Of course these standard-based regulations don’t all work so well. One commercial regulation on which BioCycle keeps us updated – thanks to Ron Alexander, R. Alexander Associates – is the state fertilizer regulations (an update is scheduled for the January 2010 issue). The state fertilizer laws call for a guaranteed nutrient analysis – which is not so easy with highly variable organic nutrients. All industries get stove-piped through the regulatory process, so as the organic nutrient market grows the commercial fertilizer regulations must be adapted to include new products. It is the clash of a former undervalued regulated waste with a value-added regulated commodity. This kind of regulatory evolution is invaluable.
The standards must also be technically achievable. The problem with EPA’s proposed Renewable Fuels Standard regulation, for example, is that much of their analysis relied on constructed values that were not measurable (see “Legal Limits Of Math,” September 2009.) EPA set the biofuels industry on fire when it selected a lifecycle methodology that designated corn-based ethanol with a lower environmental benefit than gasoline.
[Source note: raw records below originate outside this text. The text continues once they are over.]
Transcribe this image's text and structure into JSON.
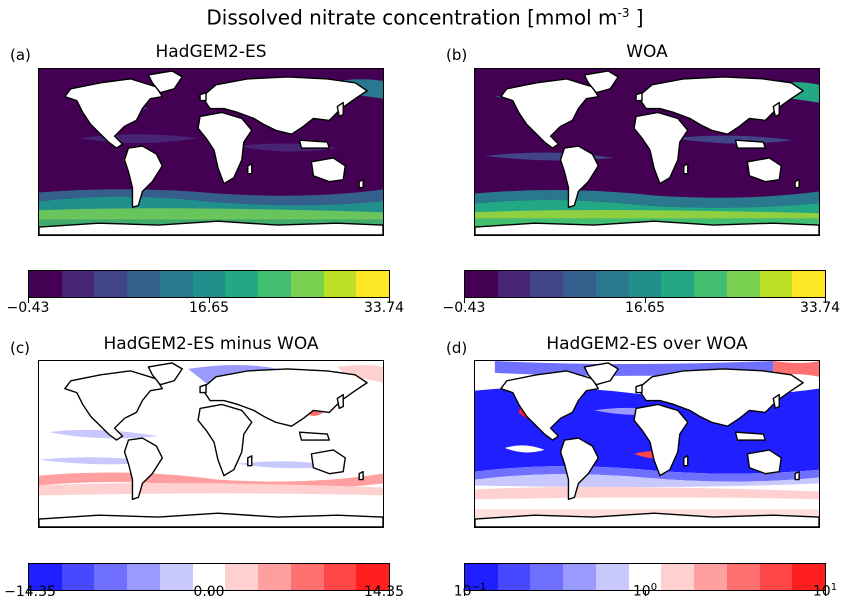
{
  "figure": {
    "title_main": "Dissolved nitrate concentration [mmol m",
    "title_exp": "-3",
    "title_end": " ]"
  },
  "panels": [
    {
      "letter": "(a)",
      "title": "HadGEM2-ES"
    },
    {
      "letter": "(b)",
      "title": "WOA"
    },
    {
      "letter": "(c)",
      "title": "HadGEM2-ES minus WOA"
    },
    {
      "letter": "(d)",
      "title": "HadGEM2-ES over WOA"
    }
  ],
  "colorbars": {
    "concentration": {
      "ticks": [
        "−0.43",
        "16.65",
        "33.74"
      ],
      "colors": [
        "#440154",
        "#482475",
        "#414487",
        "#355f8d",
        "#2a788e",
        "#21908d",
        "#22a884",
        "#42be71",
        "#7ad151",
        "#bddf26",
        "#fde725"
      ]
    },
    "difference": {
      "ticks": [
        "−14.35",
        "0.00",
        "14.35"
      ],
      "colors": [
        "#1f1fff",
        "#4848ff",
        "#7070ff",
        "#9a9aff",
        "#c8c8ff",
        "#ffffff",
        "#ffd0d0",
        "#ff9f9f",
        "#ff7070",
        "#ff4646",
        "#ff1f1f"
      ]
    },
    "ratio": {
      "tick_bases": [
        "10",
        "10",
        "10"
      ],
      "tick_exps": [
        "−1",
        "0",
        "1"
      ],
      "colors": [
        "#1f1fff",
        "#4848ff",
        "#7070ff",
        "#9a9aff",
        "#c8c8ff",
        "#ffffff",
        "#ffd0d0",
        "#ff9f9f",
        "#ff7070",
        "#ff4646",
        "#ff1f1f"
      ]
    }
  },
  "colors": {
    "land": "#ffffff",
    "coastline": "#000000",
    "low_nitrate": "#440154",
    "high_nitrate": "#7ad151",
    "model_high": "#42be71",
    "negative": "#2525ff",
    "positive": "#ff4040"
  }
}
The California Air Resources Board has set the industry achievable standard for nitrous oxide (NOx) from stationary power generation engines at a level that appears unachievable by anyone in industry. Thus this has ended the biogas power generation expansion in California.
In the midst of all the politically-charged emerging climate policies it is reassuring to have the USDA BioPreferred Program as a functional model that adds value to biomass in a way that enhances the environmental goals.